On the Republican side, there are 186 seats rated Solid Republican, 18 more in the Likely Republican column, and eight that are Lean Republican, putting them at 212, six short of a majority.
Eighteen races are rated Toss Up. So Democrats must win 13 of the 18 to reach the magic 218. If they win all 18, they’ll hit 223.
With the prevailing winds, Democratic candidates in most states and districts will outperform their 2024, 2022, and 2020 counterparts. But, particularly in red districts, will they run enough ahead of the normal party performance to actually win? It is one thing to exceed the norm, maybe in some cases getting to 47 or 48 percent, or 49 percent. But for a Democrat running in a red state or district, the closer they come to 50 percent, the more natural resistance increases. Each point is incrementally if not exponentially more difficult to gain than the last.
That’s partly because in a state with a strong, natural partisan tilt, those who consider themselves independents tend to lean in the prevailing direction of the state.

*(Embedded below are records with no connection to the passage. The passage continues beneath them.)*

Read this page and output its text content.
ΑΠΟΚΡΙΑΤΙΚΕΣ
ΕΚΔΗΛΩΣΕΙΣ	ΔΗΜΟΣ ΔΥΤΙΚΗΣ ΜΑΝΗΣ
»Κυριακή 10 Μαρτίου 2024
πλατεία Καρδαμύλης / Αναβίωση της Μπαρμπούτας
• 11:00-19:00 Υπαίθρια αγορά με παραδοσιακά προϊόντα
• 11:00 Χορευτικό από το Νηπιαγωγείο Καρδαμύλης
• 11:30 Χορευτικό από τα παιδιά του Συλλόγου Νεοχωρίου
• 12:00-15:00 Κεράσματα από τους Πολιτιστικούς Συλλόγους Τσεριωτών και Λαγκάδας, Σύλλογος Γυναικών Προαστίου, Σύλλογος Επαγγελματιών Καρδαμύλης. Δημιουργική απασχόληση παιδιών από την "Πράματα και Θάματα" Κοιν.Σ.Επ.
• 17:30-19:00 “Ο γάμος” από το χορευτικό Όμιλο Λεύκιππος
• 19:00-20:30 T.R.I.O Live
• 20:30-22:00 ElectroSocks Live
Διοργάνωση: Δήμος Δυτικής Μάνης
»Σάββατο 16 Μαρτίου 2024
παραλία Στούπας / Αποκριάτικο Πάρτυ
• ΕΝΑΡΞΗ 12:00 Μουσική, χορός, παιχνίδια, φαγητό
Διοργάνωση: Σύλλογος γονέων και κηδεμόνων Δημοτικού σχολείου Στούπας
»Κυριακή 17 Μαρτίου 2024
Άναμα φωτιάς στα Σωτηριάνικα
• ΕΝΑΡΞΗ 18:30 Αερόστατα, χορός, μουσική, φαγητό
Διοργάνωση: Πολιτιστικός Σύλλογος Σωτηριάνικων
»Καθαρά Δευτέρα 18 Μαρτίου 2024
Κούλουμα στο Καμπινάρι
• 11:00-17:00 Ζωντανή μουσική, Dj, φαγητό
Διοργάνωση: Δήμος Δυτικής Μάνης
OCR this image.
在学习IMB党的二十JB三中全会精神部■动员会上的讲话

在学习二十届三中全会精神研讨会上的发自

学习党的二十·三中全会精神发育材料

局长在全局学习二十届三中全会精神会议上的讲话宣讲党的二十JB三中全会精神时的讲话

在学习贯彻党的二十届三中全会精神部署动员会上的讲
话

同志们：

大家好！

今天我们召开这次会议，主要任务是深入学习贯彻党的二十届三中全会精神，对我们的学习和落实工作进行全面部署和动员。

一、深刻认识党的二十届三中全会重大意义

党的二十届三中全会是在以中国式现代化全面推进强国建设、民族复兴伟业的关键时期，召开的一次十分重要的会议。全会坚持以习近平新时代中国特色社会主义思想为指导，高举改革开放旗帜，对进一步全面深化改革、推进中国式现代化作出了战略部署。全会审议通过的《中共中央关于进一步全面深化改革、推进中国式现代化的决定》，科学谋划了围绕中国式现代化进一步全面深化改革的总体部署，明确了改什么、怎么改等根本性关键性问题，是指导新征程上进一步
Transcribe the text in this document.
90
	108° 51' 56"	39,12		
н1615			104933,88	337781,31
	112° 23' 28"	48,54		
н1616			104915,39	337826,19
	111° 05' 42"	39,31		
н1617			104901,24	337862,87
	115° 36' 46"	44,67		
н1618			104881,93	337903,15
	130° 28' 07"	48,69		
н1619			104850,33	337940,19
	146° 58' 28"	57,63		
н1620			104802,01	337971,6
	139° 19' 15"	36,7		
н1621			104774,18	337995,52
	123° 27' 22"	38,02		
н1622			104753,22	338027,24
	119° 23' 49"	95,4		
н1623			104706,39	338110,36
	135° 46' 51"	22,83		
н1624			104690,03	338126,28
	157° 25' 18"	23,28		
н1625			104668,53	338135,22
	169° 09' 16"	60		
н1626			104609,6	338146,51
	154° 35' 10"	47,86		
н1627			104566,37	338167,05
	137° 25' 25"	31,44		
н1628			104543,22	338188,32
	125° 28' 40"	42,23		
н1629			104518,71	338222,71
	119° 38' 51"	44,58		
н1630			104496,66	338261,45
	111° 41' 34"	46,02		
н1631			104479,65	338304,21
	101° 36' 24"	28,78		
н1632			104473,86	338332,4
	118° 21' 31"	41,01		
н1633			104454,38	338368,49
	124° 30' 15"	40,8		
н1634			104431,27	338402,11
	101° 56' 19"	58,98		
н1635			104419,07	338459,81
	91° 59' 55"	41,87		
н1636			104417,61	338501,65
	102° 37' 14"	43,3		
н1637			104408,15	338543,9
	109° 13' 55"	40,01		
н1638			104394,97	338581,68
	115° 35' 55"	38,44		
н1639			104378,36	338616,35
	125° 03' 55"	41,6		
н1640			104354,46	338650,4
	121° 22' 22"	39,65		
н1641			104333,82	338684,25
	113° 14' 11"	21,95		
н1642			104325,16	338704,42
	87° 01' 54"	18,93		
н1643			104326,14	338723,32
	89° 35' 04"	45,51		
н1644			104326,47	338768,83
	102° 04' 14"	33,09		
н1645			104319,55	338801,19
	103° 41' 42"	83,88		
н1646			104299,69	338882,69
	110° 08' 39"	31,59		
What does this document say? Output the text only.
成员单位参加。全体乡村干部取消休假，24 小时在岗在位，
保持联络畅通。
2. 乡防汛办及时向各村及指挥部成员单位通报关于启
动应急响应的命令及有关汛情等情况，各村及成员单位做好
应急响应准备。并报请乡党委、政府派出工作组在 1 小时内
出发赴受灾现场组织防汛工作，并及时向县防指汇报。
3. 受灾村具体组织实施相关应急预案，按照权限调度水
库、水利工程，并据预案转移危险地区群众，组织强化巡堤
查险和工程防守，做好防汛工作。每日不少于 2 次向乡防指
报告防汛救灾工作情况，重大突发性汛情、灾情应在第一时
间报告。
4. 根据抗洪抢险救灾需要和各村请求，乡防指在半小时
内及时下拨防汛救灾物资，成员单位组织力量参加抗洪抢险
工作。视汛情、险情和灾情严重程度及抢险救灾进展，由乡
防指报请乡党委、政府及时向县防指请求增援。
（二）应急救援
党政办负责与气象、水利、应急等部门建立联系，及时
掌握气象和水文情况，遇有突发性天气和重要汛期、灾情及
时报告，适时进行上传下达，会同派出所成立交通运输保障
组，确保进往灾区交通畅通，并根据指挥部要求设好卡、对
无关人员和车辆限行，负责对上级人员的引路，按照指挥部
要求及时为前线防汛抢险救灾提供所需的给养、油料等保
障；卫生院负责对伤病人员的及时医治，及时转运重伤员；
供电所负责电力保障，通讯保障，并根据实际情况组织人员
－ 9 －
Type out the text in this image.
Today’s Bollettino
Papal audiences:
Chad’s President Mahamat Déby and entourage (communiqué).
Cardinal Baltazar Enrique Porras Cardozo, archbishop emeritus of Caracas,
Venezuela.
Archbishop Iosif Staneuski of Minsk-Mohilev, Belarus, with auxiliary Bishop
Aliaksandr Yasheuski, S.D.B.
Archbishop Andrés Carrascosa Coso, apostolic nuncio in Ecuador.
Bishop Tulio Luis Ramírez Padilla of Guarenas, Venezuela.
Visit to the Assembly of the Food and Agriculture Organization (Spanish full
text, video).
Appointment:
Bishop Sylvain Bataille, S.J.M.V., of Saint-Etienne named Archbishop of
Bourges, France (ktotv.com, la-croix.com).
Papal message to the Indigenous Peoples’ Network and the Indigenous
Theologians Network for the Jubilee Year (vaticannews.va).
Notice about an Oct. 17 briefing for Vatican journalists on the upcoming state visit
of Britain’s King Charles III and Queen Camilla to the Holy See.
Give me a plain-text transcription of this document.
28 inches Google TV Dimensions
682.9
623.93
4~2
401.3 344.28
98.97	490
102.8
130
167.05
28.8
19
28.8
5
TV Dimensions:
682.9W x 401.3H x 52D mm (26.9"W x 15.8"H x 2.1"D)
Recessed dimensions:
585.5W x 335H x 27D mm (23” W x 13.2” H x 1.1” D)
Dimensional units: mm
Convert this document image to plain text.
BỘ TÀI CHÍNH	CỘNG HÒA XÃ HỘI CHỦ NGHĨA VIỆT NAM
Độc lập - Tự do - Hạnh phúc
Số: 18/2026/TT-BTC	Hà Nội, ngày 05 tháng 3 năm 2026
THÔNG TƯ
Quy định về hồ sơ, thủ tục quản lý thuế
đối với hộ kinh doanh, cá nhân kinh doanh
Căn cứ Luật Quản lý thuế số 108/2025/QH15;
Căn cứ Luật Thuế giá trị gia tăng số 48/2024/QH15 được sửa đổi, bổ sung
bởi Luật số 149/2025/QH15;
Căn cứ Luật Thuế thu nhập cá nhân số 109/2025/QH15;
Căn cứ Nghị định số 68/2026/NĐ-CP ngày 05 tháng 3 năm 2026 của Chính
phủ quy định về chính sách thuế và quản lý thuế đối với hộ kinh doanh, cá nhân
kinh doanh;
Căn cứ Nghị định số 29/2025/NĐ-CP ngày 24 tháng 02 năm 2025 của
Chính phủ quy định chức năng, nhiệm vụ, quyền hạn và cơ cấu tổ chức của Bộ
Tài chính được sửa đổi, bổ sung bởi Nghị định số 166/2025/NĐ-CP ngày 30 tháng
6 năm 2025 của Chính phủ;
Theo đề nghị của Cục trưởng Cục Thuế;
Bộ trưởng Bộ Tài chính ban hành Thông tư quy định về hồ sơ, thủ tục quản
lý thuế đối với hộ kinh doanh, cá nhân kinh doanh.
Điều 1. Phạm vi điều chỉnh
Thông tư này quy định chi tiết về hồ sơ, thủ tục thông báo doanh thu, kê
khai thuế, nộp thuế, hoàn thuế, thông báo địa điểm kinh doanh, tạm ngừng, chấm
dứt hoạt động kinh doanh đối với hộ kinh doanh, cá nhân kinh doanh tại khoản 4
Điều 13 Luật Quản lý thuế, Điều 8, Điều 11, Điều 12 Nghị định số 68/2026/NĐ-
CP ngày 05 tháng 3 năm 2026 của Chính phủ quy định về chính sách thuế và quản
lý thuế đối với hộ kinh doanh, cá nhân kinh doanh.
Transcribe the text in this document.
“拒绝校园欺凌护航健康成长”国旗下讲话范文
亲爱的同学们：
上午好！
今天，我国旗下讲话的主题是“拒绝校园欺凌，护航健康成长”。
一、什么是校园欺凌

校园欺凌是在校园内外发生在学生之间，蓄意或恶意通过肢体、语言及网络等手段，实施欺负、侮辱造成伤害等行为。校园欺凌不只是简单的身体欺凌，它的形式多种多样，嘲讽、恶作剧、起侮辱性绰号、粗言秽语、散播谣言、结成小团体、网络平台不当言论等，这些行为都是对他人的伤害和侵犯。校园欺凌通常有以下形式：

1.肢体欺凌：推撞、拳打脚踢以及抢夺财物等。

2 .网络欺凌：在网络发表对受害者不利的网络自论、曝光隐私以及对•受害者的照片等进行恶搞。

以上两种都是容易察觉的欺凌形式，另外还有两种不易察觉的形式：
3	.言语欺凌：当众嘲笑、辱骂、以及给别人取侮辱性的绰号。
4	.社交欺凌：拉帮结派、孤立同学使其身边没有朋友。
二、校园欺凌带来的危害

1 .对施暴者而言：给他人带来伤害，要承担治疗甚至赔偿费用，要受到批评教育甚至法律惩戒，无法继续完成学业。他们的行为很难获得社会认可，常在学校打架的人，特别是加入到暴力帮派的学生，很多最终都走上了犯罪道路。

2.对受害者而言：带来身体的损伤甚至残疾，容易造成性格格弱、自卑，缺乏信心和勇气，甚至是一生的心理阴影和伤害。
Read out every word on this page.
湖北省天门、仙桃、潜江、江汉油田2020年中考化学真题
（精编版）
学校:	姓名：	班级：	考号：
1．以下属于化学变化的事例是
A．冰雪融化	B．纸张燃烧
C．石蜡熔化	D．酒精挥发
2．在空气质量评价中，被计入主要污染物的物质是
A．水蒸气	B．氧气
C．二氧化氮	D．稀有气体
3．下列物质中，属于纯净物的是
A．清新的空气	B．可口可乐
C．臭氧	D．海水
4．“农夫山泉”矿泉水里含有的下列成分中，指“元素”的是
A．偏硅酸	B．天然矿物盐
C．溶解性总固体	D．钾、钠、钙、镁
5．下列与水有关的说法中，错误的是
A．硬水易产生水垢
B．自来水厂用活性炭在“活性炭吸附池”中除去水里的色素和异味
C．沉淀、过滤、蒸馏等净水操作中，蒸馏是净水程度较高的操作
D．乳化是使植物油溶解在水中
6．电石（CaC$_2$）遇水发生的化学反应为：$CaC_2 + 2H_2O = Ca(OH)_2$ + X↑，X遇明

In other words, voters in Alabama or Texas who consider themselves independent are more likely to have a slight tilt to the right than independents in California or Massachusetts. The local political environment bleeds somewhat into the ranks of independents.
And let’s add one more relatively new consideration: Any Democrat running in a deeply red state or district can expect at least the possibility in a photo-finish race of local election officials or judges being less hospitable to the opposition party.
In the Senate, the only competitive blue-state Senate races are in Republican-held Maine, and the open, Democratic-held seats in Minnesota and New Hampshire. In a fair-fight year, or a bad year for Democrats, Minnesota and New Hampshire could easily become problems for Democrats. In this environment, they may be worth keeping an eye on but they’re not near the top of Democrats’ worries. The real blue-state problem for Democrats is in Maine, where Sen. Susan Collins is seeking a sixth term despite the state’s Democratic proclivities. The race is likely to come down to whether the focal point is Trump, who is pretty unpopular in the state, or on Democratic challenger Graham Platner. If it’s the former, Platner and Democrats should win; if it’s the latter, Collins will get her sixth term.
Just as in House races, the prevailing winds could get Democrats in red states into the high 40s in Senate contests, but maybe not higher.
Then there are the purple, swing states. Democrats are running former Gov. Roy Cooper in the open North Carolina seat. He’s a pretty strong favorite against former Republican National Committee Chair Michael Whatley. The race Democrats need to really worry about is in Michigan; the wrong nominee can make a race that looks somewhat promising into a complete disaster.
Parties whose base is consumed with hatred toward the opposition can hold distorted perspectives, and their idea of electability may be slightly skewed. Party stalwarts can struggle to put themselves in the shoes of the swing voters needed to actually win a competitive race. This is what happened to Republicans in 2022 and has happened before. There is a danger of Democrats nominating blue candidates in purple and red states, just as there is for Republicans to choose red candidates in purple and blue states. In my mind, that is the single biggest obstacle for Democrats this year: The party’s passion may reside much further to the left than that of the swing voters who will actually decide competitive races.